"I wonder how he’ll be this time!" she reflected. "You can never tell. Maybe in an awful rage, or sad, or making love. Well, it doesn’t matter to me now. I’ve finished with him! But I was really nearly gone last night."
She had stopped short in her work and sat looking vacantly before her.
"I don’t know why I’m such a fool about that man. I don’t know what it is about him!"
II
She didn’t trouble to open his letter until she was ready to go home. Then, alone for a minute, she pulled it out and opened it, half sadly.
"No!" she cried suddenly. "No! I don’t believe it."
"What is it?" Devery called out from the next room.
"Nothing!" said Angelica, with stiff lips.
She hid the letter in her blouse in terror at the idea of its being seen. Then she was forced to bring it out again, to read it, to make sure.

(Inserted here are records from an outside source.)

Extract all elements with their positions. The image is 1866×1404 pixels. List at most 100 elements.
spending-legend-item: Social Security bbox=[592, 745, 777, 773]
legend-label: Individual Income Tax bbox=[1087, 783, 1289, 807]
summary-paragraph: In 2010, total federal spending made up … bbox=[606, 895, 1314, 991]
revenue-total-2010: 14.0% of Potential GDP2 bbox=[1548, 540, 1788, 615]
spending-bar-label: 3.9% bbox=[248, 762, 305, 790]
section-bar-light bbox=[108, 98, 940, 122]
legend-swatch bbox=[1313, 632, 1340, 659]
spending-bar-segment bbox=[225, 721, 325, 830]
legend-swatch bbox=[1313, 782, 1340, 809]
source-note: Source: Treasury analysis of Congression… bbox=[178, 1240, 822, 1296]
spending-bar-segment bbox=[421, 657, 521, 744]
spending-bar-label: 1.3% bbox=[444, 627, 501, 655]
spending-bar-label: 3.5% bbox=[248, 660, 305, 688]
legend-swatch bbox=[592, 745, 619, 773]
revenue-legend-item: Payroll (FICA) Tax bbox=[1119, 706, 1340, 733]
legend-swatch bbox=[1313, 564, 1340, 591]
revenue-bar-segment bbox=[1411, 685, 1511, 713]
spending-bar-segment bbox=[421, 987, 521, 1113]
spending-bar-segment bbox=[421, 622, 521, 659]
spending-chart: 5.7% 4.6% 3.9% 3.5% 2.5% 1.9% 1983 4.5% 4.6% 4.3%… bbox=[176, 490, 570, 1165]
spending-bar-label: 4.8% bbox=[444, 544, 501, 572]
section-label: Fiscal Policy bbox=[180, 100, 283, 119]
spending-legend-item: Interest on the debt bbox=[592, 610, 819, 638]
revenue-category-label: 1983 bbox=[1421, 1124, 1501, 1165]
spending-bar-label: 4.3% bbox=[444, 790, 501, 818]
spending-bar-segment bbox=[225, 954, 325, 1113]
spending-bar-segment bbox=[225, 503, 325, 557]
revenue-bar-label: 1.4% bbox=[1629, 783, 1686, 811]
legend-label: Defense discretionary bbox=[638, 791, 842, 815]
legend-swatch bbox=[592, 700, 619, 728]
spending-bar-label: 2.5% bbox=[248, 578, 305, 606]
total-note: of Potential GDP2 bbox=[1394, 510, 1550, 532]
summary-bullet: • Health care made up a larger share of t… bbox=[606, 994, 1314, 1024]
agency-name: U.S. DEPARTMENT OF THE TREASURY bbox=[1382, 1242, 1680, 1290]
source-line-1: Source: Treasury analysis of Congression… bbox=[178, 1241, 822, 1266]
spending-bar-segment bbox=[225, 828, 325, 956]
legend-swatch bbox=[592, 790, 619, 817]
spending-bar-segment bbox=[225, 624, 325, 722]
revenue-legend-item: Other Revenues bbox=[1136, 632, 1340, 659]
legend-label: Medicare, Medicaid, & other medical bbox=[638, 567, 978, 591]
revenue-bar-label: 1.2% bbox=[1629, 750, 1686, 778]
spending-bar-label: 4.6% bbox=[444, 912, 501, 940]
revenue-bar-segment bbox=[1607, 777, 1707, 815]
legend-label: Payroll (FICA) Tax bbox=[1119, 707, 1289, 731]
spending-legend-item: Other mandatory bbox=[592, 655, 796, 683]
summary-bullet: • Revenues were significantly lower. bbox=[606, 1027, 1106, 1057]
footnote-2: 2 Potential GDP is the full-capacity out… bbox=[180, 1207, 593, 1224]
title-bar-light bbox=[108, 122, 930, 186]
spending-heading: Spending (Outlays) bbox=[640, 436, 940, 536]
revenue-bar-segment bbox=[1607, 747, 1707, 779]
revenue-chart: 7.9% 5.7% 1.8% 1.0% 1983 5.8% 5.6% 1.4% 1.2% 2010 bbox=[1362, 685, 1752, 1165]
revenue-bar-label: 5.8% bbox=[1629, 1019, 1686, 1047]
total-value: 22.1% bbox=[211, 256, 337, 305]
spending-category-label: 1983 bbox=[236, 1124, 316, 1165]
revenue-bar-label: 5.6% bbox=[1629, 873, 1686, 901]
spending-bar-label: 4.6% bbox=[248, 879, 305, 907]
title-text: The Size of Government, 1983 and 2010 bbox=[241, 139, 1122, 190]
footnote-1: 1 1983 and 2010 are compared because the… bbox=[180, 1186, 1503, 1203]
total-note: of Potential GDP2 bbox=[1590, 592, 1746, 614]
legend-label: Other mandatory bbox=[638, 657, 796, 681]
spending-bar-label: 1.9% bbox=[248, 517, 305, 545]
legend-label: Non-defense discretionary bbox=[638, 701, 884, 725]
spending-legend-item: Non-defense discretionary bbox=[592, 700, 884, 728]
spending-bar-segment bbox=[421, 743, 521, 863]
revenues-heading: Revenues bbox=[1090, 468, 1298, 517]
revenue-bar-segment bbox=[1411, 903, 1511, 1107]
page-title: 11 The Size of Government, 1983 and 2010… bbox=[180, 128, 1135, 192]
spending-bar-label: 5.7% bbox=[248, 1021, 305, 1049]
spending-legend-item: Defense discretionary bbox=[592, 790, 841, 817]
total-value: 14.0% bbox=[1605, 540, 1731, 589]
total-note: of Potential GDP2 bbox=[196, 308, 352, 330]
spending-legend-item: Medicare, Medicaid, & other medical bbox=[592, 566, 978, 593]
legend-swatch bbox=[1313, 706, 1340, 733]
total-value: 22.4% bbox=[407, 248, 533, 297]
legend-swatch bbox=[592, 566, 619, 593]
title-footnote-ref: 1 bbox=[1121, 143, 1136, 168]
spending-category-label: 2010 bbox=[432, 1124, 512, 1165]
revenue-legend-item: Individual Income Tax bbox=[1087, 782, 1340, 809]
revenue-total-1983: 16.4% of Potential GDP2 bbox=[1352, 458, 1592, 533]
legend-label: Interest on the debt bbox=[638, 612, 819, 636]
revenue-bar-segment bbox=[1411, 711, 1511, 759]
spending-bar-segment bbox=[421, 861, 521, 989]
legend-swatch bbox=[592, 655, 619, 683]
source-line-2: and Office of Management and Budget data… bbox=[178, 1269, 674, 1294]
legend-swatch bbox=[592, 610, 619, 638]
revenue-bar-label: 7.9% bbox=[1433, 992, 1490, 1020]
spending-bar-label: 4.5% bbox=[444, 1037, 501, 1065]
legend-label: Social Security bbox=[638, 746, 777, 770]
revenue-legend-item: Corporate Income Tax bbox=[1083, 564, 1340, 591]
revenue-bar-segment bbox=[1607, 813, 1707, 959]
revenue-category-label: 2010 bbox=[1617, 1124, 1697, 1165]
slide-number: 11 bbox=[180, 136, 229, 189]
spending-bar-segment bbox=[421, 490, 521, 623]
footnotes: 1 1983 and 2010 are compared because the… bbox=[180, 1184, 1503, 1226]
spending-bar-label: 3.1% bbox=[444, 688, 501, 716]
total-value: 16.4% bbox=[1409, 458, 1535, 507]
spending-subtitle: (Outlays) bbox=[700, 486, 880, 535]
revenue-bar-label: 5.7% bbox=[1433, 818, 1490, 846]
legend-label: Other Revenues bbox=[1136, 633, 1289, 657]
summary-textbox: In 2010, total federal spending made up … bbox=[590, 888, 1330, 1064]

Wanton, without a heart! You thing from the gutter, willing to give your body to any man, while you keep your cold and poisonous heart to yourself, for your own sordid aims! I swear to you I will never let you destroy Eddie as you have me. It would be an outrage to call you sister, to permit you to bear our name. I would rather die. And I shall die. I have enlisted in the army. I shall soon be sent to France, and I shall find Eddie there and tell him your little history. Then I shall die. Nothing on earth can stop me. It will be the supreme moment of my life when I tell Eddie, when I see his face, and know that your shameless ends are frustrated—when I know that you are really ruined.